Today’s my birthday. For me, it’s usually a time of feeling a special, magical excitement. All through the years of my life, I have been surrounded by many people who have loved me and loved celebrating the day with me. So many birthdays have come with multiple parties, multiple cakes, a variety of presents, a day of phone calls from those dear to me, and a slew of birthday cards to greet me when I went to the mailbox.
But this one feels different. I can’t really describe it, but it just feels… blah. No magic. No excitement.
Maybe it’s just due to the fact that I’m turning 42. Nothing real special about 42. Maybe it’s because it’s on a Wednesday. The lackluster, middle-of-the-week day. Maybe it’s due to the pandemic and not getting to make plans to go out for a juicy steak dinner. Could be any of those or some combination of them.
However, I think the root cause for my apathy is my separation from my mother. You see, growing up adopted, I was always separated from her. The only birthday we ever spent together was my birth day. But every birthday as long as I can remember, I was always thinking about her. Mixed with all of the excitement was also a longing to know her and celebrate with her. I wondered if she ever thought about me and if she did – of any day through the whole year – certainly my birthday had to be the day. Feeling that she was thinking of me brought me both comfort and pain simultaneously.
When we reunited over a decade ago, i was so happy to learn that she in fact was always thinking of me on my birthday. But again, simultaneously sad because I empathized with the pain she felt that day as well since we couldn’t be together. I looked forward to the day we would get to celebrate together. Not just my birthday, but hers, too! Our birthdays are a mere 5 days apart. That day would never come though.

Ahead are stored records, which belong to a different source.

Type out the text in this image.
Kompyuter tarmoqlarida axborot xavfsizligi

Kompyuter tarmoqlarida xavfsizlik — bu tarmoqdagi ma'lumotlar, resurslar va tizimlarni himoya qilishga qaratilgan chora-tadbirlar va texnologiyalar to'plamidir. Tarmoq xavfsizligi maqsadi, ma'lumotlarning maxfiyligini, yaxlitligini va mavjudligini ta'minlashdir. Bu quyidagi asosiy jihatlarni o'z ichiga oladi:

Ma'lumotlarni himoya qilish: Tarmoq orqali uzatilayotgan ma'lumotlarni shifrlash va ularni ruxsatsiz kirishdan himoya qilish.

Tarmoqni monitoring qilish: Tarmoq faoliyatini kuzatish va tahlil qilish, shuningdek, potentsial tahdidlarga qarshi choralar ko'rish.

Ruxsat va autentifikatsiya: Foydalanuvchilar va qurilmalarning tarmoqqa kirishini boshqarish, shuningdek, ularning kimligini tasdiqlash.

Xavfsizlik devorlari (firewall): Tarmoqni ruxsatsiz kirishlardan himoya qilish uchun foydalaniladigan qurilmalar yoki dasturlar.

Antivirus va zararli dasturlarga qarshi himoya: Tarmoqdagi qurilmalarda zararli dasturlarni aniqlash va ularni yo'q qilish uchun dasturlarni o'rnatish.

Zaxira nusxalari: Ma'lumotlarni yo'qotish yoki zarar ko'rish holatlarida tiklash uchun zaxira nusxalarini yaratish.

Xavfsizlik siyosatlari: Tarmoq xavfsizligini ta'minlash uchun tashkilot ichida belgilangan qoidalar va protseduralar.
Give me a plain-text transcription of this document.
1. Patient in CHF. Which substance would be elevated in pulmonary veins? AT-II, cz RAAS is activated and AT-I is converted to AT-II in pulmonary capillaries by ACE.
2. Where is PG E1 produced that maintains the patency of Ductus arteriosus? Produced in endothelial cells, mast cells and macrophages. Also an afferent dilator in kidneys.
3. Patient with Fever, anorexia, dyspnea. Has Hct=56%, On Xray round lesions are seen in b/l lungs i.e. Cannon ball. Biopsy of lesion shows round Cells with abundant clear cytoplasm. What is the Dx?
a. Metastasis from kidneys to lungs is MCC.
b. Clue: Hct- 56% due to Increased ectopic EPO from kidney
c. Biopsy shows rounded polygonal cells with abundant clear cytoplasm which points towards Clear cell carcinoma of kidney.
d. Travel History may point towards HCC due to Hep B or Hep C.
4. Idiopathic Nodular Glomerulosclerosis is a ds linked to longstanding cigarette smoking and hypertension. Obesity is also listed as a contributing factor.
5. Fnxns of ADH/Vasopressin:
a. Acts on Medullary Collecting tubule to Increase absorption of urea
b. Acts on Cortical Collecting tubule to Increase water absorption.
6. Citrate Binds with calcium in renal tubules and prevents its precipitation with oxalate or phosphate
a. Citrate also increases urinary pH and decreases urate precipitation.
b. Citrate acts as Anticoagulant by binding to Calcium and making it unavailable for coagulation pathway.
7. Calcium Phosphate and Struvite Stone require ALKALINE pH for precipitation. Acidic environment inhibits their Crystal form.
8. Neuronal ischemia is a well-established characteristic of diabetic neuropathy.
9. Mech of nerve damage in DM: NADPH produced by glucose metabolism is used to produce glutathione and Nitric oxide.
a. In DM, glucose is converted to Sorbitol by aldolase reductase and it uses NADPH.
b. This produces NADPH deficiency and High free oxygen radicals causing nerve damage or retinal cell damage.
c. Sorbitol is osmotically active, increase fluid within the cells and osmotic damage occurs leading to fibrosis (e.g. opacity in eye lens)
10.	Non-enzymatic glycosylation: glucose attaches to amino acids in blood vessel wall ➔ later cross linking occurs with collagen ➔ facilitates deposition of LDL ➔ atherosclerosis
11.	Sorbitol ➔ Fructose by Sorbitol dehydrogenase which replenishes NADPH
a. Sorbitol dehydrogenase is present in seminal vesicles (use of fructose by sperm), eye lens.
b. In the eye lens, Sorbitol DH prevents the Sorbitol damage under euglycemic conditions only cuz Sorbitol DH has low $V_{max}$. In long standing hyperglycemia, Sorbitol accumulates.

Recent times have brought strain in my relationship with my mother. My trauma, her trauma, and a host of other variables have made it difficult and ultimately destructive. The wounds have created a divide too wide to bridge without substantial amounts of acknowledgement and healing that seem elusive at the moment.
So this is the first birthday without her. Is she thinking about me? Maybe. Am I thinking about her? Obviously. But my fairytale thoughts of her have been replaced with reality. Instead of the excitement and anticipation of one day celebrating together, I have resigned myself to the certainty that my birthday will forevermore be motherless.